Innovative Mosquito Solution: County Health Department Offers Free Minnows to Residents
In a public statement released Tuesday, May 7, Westchester County announced it is doing something a bit unusual this season to help minnow-mize your chances of becoming infected with West Nile Virus. The Health Department will offer free live fathead minnows to residents on Friday and Saturday (May 10 and 11) that will help prevent their ornamental ponds from becoming breeding sites for mosquitoes that can carry West Nile Virus.
“I hope residents will take advantage of this opportunity to help us curtail the mosquito population,” said Health Commissioner Sherlita Amler, MD. “This is a natural strategy that has proven effective in county parks and in other jurisdictions, so we want Westchester residents to share this benefit.”
The minnows reduce the mosquito population because they feed on mosquito larvae and pupae before they emerge into adult mosquitoes. They are well suited to ornamental ponds and can help reduce the spread of West Nile Virus because culex pipiens, the mosquito that can be a carrier of West Nile Virus, breeds in standing water, such as ponds and containers. They should be released in ponds that have a minimum of eight to twelve inches of water.

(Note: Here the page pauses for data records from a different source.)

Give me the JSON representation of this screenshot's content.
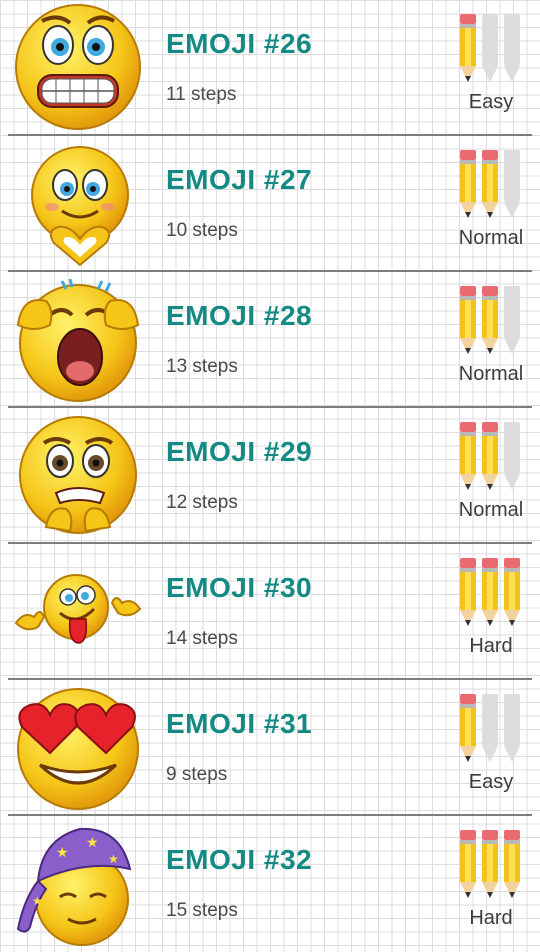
{
  "items": [
    {
      "title": "EMOJI #26",
      "steps": "11 steps",
      "difficulty": "Easy",
      "pencils": 1,
      "face": "grimace"
    },
    {
      "title": "EMOJI #27",
      "steps": "10 steps",
      "difficulty": "Normal",
      "pencils": 2,
      "face": "heart-hands"
    },
    {
      "title": "EMOJI #28",
      "steps": "13 steps",
      "difficulty": "Normal",
      "pencils": 2,
      "face": "crying"
    },
    {
      "title": "EMOJI #29",
      "steps": "12 steps",
      "difficulty": "Normal",
      "pencils": 2,
      "face": "nervous"
    },
    {
      "title": "EMOJI #30",
      "steps": "14 steps",
      "difficulty": "Hard",
      "pencils": 3,
      "face": "tongue-out"
    },
    {
      "title": "EMOJI #31",
      "steps": "9 steps",
      "difficulty": "Easy",
      "pencils": 1,
      "face": "heart-eyes"
    },
    {
      "title": "EMOJI #32",
      "steps": "15 steps",
      "difficulty": "Hard",
      "pencils": 3,
      "face": "sleepy-nightcap"
    }
  ],
  "colors": {
    "title": "#138a84",
    "face": "#f5c518",
    "pencil_body": "#f3c21b",
    "pencil_eraser": "#e96a6f",
    "pencil_empty": "#dddddd",
    "heart": "#e6222a",
    "nightcap": "#8a5fc9"
  }
}
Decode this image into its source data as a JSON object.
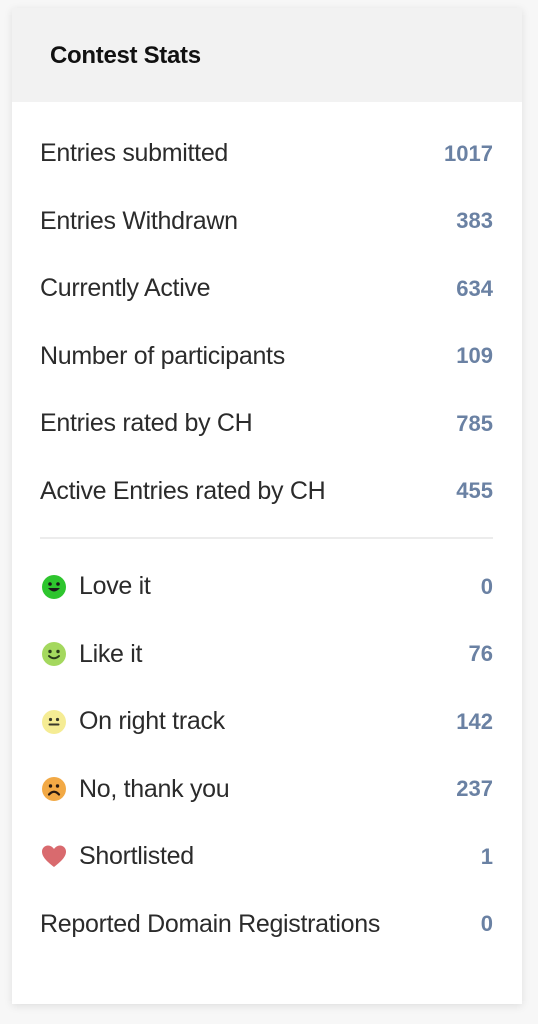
{
  "card": {
    "title": "Contest Stats"
  },
  "stats": [
    {
      "label": "Entries submitted",
      "value": "1017"
    },
    {
      "label": "Entries Withdrawn",
      "value": "383"
    },
    {
      "label": "Currently Active",
      "value": "634"
    },
    {
      "label": "Number of participants",
      "value": "109"
    },
    {
      "label": "Entries rated by CH",
      "value": "785"
    },
    {
      "label": "Active Entries rated by CH",
      "value": "455"
    }
  ],
  "ratings": [
    {
      "icon": "love-it-face-icon",
      "label": "Love it",
      "value": "0",
      "color": "#2ec52e"
    },
    {
      "icon": "like-it-face-icon",
      "label": "Like it",
      "value": "76",
      "color": "#9fd65a"
    },
    {
      "icon": "on-right-track-face-icon",
      "label": "On right track",
      "value": "142",
      "color": "#f3e98f"
    },
    {
      "icon": "no-thank-you-face-icon",
      "label": "No, thank you",
      "value": "237",
      "color": "#f0a843"
    },
    {
      "icon": "heart-icon",
      "label": "Shortlisted",
      "value": "1",
      "color": "#d96a6e"
    },
    {
      "icon": "",
      "label": "Reported Domain Registrations",
      "value": "0",
      "color": ""
    }
  ],
  "colors": {
    "value_text": "#6a81a3",
    "header_bg": "#f2f2f2"
  }
}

The county has 100 pounds of fathead minnows to distribute Friday, from 11 a.m. to 5 p.m. and Saturday, from 9 a.m. to 12 p.m. Residents who want the minnows should go to 2 Loop Road, Building One at the Westchester County Airport. The building is the first right from the airport access road.
To eliminate breeding sites for mosquitoes that can carry West Nile Virus, the Westchester County Department of Health will begin its annual West Nile Virus prevention efforts by checking catch basins throughout the county for standing water and applying larvicide as needed starting Monday, May 13.
Health department larviciding teams started in the northern part of the county and will work their way south, evaluating and treating as needed all catch basins on county and municipal roads throughout the county over the next few months.
To help prevent mosquitoes from breeding, residents should eliminate standing water from around their properties, especially after it rains. Large areas of standing water on public property that cannot easily be removed should be reported to the Health Department by calling 914-813-5000.
“Through the combined efforts of residents and county government, we can successfully curb the mosquito population and keep cases of West Nile Virus to a minimum,” Dr. Amler said “Please survey your property routinely and empty standing water from any discarded tires, unchlorinated swimming pools, outdoor pottery, pails, birdbaths or other containers throughout the spring and summer.”